Posted by 0 at 3:19 PM
Thursday, December 4, 2008
the battle is over...the war is won! Since I'm the one typing this blog you may be able to deduce that I am the victor of the Christmas tree battle. After I spend a solid week sitting for hours changing hundreds and hundreds of light bulbs (we are talking removing the glass bulb and re threading it into the old green sockets for the tree...uber time consuming), the tree has been lit and decorated...and now two strands of lights are out....but I don't care I can't put anything else into that tree and retain my sanity, so I guess we'll call it a draw! I did appreciate David's dance off comments regarding the tree...I think I was more amazed at how many "dance terms" he knew! There are so many thing to do this season and I hope I don't put everything off till the last minute. There are cookies, and pretzels to make, Christmas letters to write, gifts to make, presents to wrap, lights to hang, Christmas parties to plan and to attend... there are kids to watch every possible Christmas movie with..see we are so busy. So I'd like to contribute something worthwhile this beautiful season...something uplifting...gifts that I feel I have been blessed with over the past 31yrs. My kids...My wonderful children (David included). I don't think David and I had any clue what we were getting ourselves into, I guess we assumed that we would have kids and that we would grow as a family as simple as 1-2-3. Instead we were sent two huge personalities, and trials, good times, bad times, laughter and tears....I couldn't fathom how empty our life would be with out our boys. Our Quinten who is so impossibly 9, ...and our OCD 3yr old. they are my greatest joy....from reading books to them, to being annoyed that I'm the only one who can wipe Walkers rear...taking naps with the boys, or tickling them till they cry...life is good.

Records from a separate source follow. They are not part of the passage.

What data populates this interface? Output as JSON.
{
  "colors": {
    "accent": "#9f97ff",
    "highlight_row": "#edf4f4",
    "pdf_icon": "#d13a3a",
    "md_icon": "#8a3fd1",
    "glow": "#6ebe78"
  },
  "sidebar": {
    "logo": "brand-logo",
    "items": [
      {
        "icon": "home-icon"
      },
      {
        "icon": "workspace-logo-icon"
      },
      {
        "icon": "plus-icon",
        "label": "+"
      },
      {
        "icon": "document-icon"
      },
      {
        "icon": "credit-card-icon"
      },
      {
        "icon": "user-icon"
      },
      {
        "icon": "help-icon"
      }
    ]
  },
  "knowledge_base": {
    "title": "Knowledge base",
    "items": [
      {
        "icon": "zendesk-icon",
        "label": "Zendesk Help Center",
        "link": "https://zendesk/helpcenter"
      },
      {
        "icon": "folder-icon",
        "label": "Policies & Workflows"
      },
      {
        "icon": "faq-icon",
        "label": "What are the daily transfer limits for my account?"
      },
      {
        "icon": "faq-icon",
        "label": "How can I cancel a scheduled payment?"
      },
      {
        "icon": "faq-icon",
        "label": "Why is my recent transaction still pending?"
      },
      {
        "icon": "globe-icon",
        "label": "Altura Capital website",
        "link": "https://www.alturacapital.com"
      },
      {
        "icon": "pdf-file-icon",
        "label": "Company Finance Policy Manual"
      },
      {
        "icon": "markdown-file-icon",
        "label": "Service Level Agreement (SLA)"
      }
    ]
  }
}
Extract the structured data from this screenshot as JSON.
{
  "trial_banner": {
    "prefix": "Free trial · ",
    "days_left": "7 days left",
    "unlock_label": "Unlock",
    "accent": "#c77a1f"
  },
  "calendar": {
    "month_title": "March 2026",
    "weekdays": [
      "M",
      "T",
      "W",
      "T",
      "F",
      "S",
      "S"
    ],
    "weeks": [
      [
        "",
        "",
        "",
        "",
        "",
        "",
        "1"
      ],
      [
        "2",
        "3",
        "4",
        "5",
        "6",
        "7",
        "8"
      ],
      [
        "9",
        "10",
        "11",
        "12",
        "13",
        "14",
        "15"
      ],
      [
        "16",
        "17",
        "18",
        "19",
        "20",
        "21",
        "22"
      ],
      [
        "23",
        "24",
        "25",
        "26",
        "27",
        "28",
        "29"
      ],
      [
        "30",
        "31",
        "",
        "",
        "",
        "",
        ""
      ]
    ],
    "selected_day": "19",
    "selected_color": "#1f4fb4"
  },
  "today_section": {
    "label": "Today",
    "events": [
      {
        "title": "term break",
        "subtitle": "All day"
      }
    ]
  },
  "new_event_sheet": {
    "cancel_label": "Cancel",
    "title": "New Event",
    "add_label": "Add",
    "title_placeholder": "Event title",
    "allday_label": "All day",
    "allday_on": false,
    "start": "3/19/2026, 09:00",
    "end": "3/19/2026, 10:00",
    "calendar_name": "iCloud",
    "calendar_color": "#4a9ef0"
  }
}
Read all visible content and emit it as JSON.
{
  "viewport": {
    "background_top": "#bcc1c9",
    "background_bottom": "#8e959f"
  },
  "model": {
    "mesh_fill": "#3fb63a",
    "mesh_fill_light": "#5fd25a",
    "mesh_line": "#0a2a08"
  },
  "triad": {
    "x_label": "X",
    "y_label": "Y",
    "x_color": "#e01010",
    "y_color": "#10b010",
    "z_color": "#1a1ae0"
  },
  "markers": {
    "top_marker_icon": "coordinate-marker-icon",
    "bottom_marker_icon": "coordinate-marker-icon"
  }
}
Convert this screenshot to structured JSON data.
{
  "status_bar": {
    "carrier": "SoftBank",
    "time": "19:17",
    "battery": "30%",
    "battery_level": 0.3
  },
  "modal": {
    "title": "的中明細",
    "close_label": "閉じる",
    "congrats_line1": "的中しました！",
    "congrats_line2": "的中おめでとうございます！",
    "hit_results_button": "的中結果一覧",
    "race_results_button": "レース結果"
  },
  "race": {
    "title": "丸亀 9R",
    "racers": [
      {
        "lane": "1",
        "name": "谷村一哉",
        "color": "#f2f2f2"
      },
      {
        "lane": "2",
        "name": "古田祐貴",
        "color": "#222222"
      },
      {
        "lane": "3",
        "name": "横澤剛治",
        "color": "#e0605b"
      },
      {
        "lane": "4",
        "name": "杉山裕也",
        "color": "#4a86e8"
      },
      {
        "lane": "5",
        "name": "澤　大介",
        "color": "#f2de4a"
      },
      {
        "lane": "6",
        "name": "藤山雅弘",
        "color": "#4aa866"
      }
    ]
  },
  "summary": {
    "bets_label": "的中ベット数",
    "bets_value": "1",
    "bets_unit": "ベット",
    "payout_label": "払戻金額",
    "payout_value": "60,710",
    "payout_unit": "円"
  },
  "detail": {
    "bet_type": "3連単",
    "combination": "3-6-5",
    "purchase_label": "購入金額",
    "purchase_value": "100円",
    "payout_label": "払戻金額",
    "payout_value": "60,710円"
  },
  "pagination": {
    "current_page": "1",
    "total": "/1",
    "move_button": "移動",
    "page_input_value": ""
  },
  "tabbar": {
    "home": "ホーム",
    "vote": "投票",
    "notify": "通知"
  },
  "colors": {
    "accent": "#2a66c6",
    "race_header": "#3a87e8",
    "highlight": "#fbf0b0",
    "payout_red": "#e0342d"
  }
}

I'm so blessed that our Father in Heaven choose me to take care of these AMAZING children...what a wonderful plan he has for us to be with and stay with our families for eternity.
Posted by 0 at 8:53 AM
Wednesday, November 19, 2008
I haven't been on here in a while and I'm dropping a quick note to let you know it may be awhile. You see I'm engaged in an Epic Battle right now...just me and our Christmas tree...like nature intended. Right now the tree is winning, but the tide may turn my friends. I will post more later...if I live!